What role do metaphors play in your work?

I've been interested in metaphors forever, and in figures of speech in general. Raymond Chandler's use of similes hooked me first, but it's one thing to say something is similar to something else, and another to say that it is something it's clearly not, at least not in a literal sense. I found the idea of taking metaphors both literally and figuratively interesting. Freud's metaphors about digging up the unconscious - comparing himself to an archaeologist excavating ancient Rome or Troy or whatever - led me to write a novel whose protagonist mounts an archaeological dig in an apartment, and destroys the place in the process. The extended metaphor that governs the novel wound up setting the tone for much of my later work, because to understand a metaphor - and some kinds of jokes - you have to see double: you see the literal surface and then you see something else, a secondary meaning or an image or something that allows you suddenly to get the joke. Or you take a comparison (a detective is like an archaeologist digging up relics/clues) and you extend it, let it play out in all its implications, which is what I did with that first novel. 

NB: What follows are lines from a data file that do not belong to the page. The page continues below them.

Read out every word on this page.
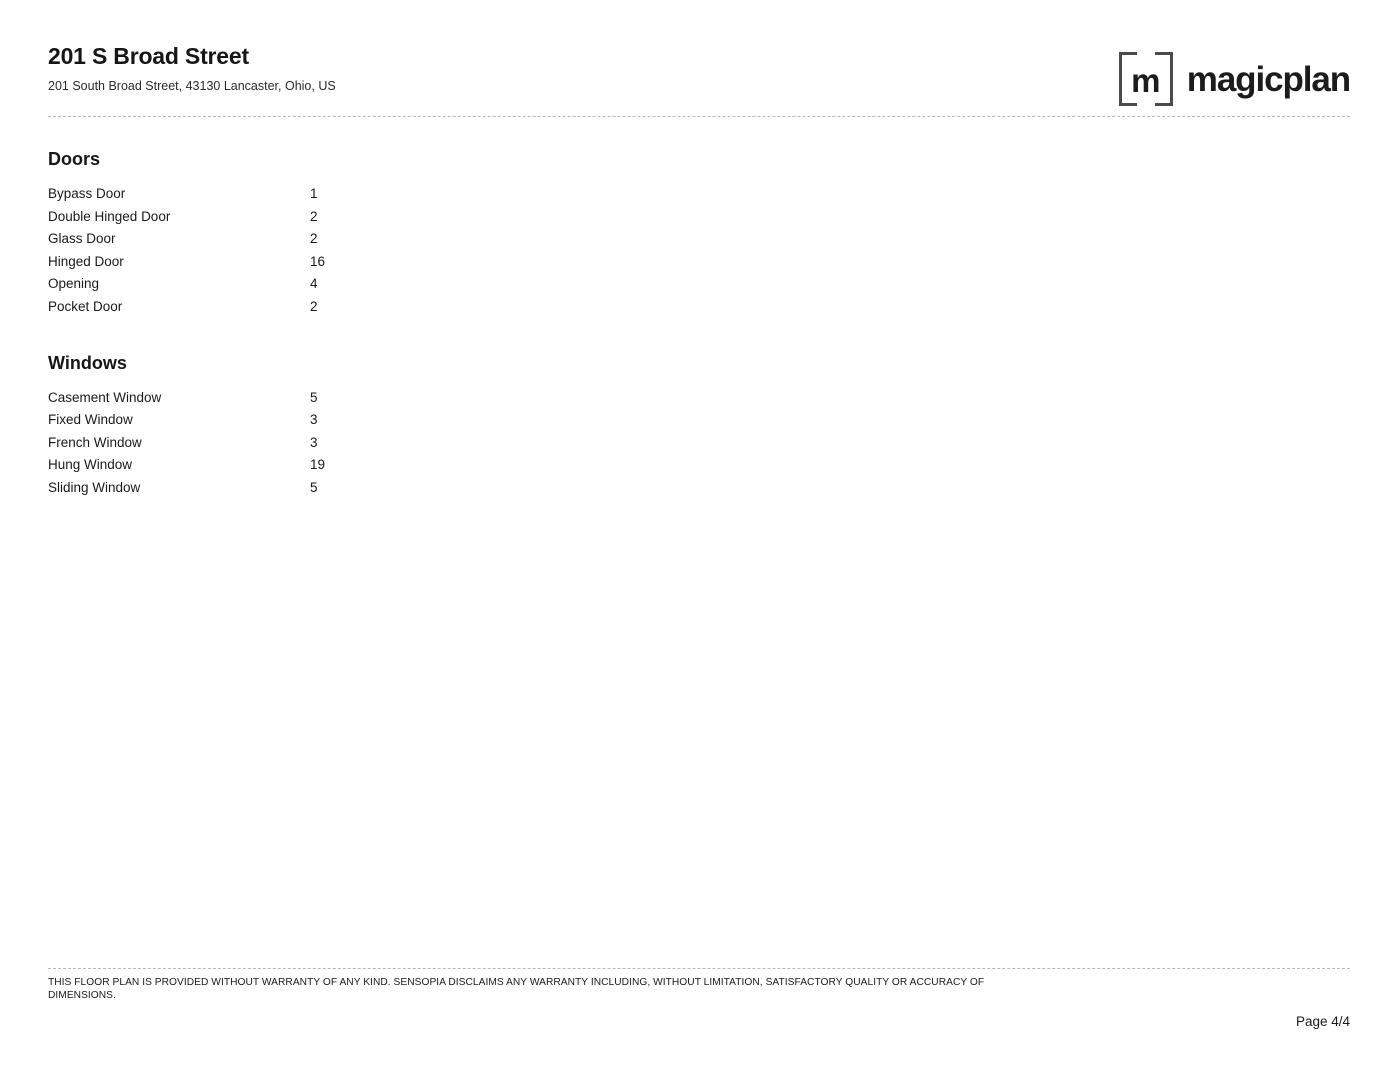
201 S Broad Street

201 South Broad Street, 43130 Lancaster, Ohio, US	m magicplan
Doors
Bypass Door	1
Double Hinged Door	2
Glass Door	2
Hinged Door	16
Opening	4
Pocket Door	2
Windows
Casement Window	5
Fixed Window	3
French Window	3
Hung Window	19
Sliding Window	5
THIS FLOOR PLAN IS PROVIDED WITHOUT WARRANTY OF ANY KIND. SENSOPIA DISCLAIMS ANY WARRANTY INCLUDING, WITHOUT LIMITATION, SATISFACTORY QUALITY OR ACCURACY OF DIMENSIONS.
Page 4/4
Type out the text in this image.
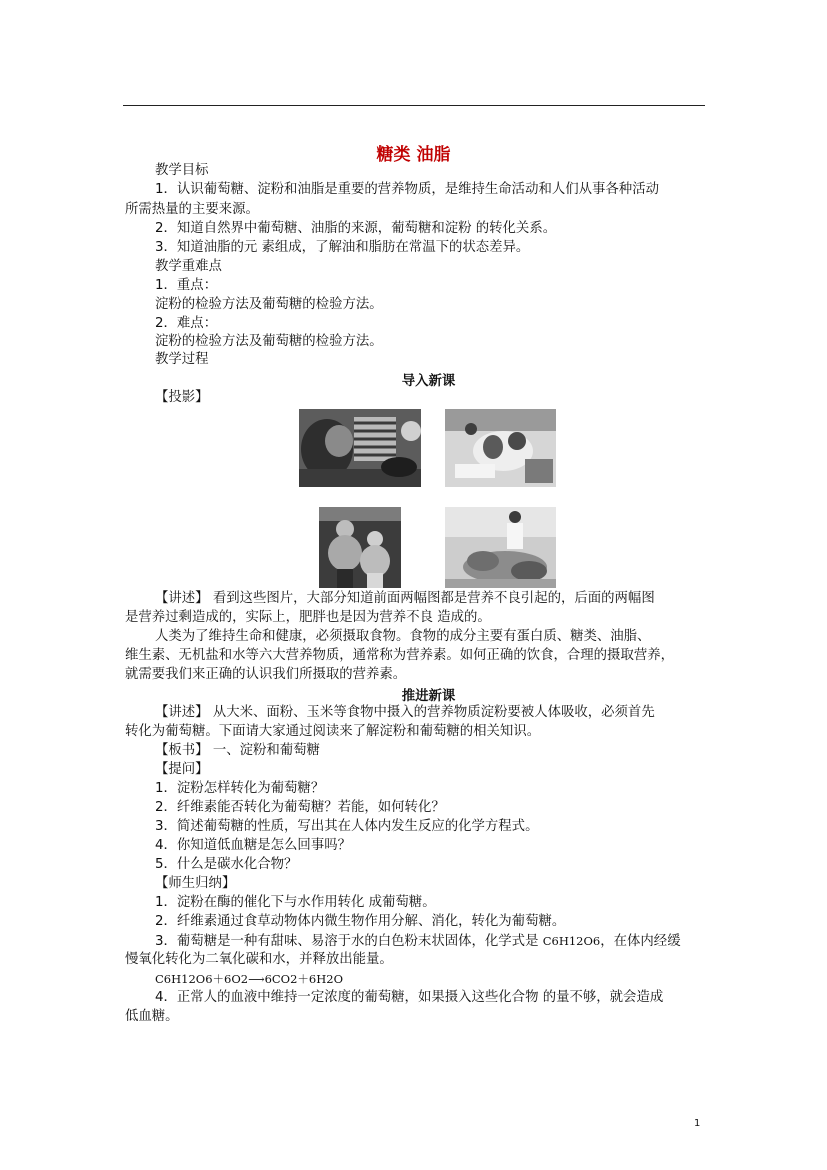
糖类 油脂
教学目标
1．认识葡萄糖、淀粉和油脂是重要的营养物质，是维持生命活动和人们从事各种活动
所需热量的主要来源。
2．知道自然界中葡萄糖、油脂的来源，葡萄糖和淀粉 的转化关系。
3．知道油脂的元 素组成，了解油和脂肪在常温下的状态差异。
教学重难点
1．重点：
淀粉的检验方法及葡萄糖的检验方法。
2．难点：
淀粉的检验方法及葡萄糖的检验方法。
教学过程
导入新课
【投影】
【讲述】 看到这些图片，大部分知道前面两幅图都是营养不良引起的，后面的两幅图
是营养过剩造成的，实际上，肥胖也是因为营养不良 造成的。
人类为了维持生命和健康，必须摄取食物。食物的成分主要有蛋白质、糖类、油脂、
维生素、无机盐和水等六大营养物质，通常称为营养素。如何正确的饮食，合理的摄取营养，
就需要我们来正确的认识我们所摄取的营养素。
推进新课
【讲述】 从大米、面粉、玉米等食物中摄入的营养物质淀粉要被人体吸收，必须首先
转化为葡萄糖。下面请大家通过阅读来了解淀粉和葡萄糖的相关知识。
【板书】 一、淀粉和葡萄糖
【提问】
1．淀粉怎样转化为葡萄糖？
2．纤维素能否转化为葡萄糖？若能，如何转化？
3．简述葡萄糖的性质，写出其在人体内发生反应的化学方程式。
4．你知道低血糖是怎么回事吗？
5．什么是碳水化合物？
【师生归纳】
1．淀粉在酶的催化下与水作用转化 成葡萄糖。
2．纤维素通过食草动物体内微生物作用分解、消化，转化为葡萄糖。
3．葡萄糖是一种有甜味、易溶于水的白色粉末状固体，化学式是 C6H12O6，在体内经缓
慢氧化转化为二氧化碳和水，并释放出能量。
C6H12O6＋6O2⟶6CO2＋6H2O
4．正常人的血液中维持一定浓度的葡萄糖，如果摄入这些化合物 的量不够，就会造成
低血糖。
1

This "seeing double" that is essential to humor, irony, metaphors and so on is evident in the sculptures that I call "mongrels", which are hybrids that compress disparate worlds into a single figure: animals and hand tools, hand tools and human forms. They're all borderline figures, creatures caught crossing borders between different worlds. And if I look for inspiration it doesn't take long before I start seeing sirens and sphinxes and bull-headed humans, or look again to Ovid's Metamorphoses - full of wondrous and terrifying stories of violence, transgression and occasionally punishing transformations.

 
Spooner & Shoe, 1999
 Birdbrain, bronze, 1998

Let's go back to Ginsberg for a moment ...

He was an amazing man. I grew up in Vancouver, and I was just a kid when he was there for a conference organized by Robert Creeley, and he made the local news and somehow it caught my attention, even though I was only 11 or 12 years old. Later I saw him perform, in Italy and I can't remember where else, Berkeley maybe. When I read Howl for the first time I was blown away by the power of the language, and the humor - which comes across a lot more when you listen to the recording from his Holy Soul Jelly Roll album. It's still a powerful piece today. He and Burroughs both made a huge impression on me. So anyhow one day I made this sculpture using a pair of wire-clippers that looked like the head of a bird. So I decided to call it Birdbrain. And then at some later point I discovered that Ginsberg had written a poem called Birdbrain! and I read it and decided to do something with it, so that's how the "Birdbrain 2.0" print happened. I also made some more Birdbrain sculptures - crossbreeds, mongrels, hybrid creatures of various kinds - for the show in Basel.